In other words, mature languages don’t bloat because of design-by-committee. They bloat because the real world is complicated, interoperability is valuable, and breaking backwards compatibility isn’t really an option. In fact, you could make a pretty good argument that JavaScript has bloated pretty close to minimally in the face of these constraints. Take, for example, one of the more bizarre-looking new features, the interface for accessing iterators:

var a = [1..5]
var i = a[Symbol.iterator]()

That looks pretty weird, right? But here’s the thing. Lots of people have extended the Array prototoype. That was probably not a great idea, but they did it, and now that code is out there. And you can’t just add a function to the global namespace because, again, that would break a lot of existing code. So, while we might prefer an interface like this:

var i = a.createIterator()


var i = createIterator(a)

This would likely break existing code. So the folks involved in ES6 came up with a clever, if ugly, workaround.

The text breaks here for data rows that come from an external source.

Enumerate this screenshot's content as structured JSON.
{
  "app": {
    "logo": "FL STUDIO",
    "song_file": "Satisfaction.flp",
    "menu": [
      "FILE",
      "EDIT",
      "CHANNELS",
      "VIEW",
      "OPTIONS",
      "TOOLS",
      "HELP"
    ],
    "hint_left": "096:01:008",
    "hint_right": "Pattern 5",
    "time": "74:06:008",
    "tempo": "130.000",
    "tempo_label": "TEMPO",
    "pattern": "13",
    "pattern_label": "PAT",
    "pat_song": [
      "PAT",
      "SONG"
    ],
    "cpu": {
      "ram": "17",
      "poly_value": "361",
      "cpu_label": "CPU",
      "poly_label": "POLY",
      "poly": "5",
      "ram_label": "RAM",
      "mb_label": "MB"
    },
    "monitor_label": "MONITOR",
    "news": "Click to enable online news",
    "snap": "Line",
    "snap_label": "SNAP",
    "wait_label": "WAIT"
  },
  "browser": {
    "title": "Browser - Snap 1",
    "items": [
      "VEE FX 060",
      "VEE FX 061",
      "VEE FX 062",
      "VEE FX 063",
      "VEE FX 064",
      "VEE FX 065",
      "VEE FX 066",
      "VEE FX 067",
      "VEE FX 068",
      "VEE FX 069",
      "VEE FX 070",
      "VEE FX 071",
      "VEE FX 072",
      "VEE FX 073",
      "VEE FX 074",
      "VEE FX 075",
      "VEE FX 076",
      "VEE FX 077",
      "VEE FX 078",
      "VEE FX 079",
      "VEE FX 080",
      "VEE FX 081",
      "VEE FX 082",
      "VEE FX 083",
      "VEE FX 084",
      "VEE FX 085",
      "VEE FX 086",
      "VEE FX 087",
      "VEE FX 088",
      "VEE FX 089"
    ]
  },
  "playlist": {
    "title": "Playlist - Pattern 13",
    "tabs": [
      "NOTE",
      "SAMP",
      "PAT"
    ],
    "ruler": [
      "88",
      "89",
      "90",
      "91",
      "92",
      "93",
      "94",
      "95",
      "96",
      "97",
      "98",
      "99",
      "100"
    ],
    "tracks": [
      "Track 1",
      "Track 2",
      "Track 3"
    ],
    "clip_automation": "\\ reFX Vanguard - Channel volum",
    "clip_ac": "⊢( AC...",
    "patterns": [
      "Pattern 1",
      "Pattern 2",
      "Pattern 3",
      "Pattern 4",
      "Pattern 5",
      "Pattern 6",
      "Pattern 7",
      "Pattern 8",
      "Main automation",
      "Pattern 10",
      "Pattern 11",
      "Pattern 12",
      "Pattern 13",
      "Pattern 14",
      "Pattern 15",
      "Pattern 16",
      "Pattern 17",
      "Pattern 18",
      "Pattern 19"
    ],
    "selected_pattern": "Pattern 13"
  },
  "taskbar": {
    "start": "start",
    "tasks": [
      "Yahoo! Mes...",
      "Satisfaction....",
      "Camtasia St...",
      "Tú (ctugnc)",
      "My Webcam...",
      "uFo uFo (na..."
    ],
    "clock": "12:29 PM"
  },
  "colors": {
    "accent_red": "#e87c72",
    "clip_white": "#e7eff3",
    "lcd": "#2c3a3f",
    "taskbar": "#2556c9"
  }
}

And since iterators would mostly be used in the context of the language’s looping constructs or libraries, that particular interface would not often be used directly. Of course, there are edge-cases, like everyone over in CoffeeScript-land, where the looping constructs don’t know about ES6 iterators. Which sucks, but I can still recognize that this was probably the optimal path forward.

Ladies And Gentlemen Of The Jury…

The bottom line is we have extensions to the language that will encourage both simplicity and interoperability and that are probably close to minimal in light of real-world use. And, crucially, you can still use whatever subset of JavaScript you prefer, if that’s what you want.

Even if you’re just implacably unhappy, we now have an entirely new language embedded inside the old one that will ultimately offer a clean-slate for language designers to replace JavaScript.

And all this has been done in the form of open standards, meaning no single vendor controls them or can manipulate them for it’s own ends. That’s pretty important, kids.

It’s pretty much the best of all worlds, actually. So maybe we did learn from C++, after all. (Or maybe C++ is just the world’s most misunderstood programming language. But I’ll save that rant for another day.)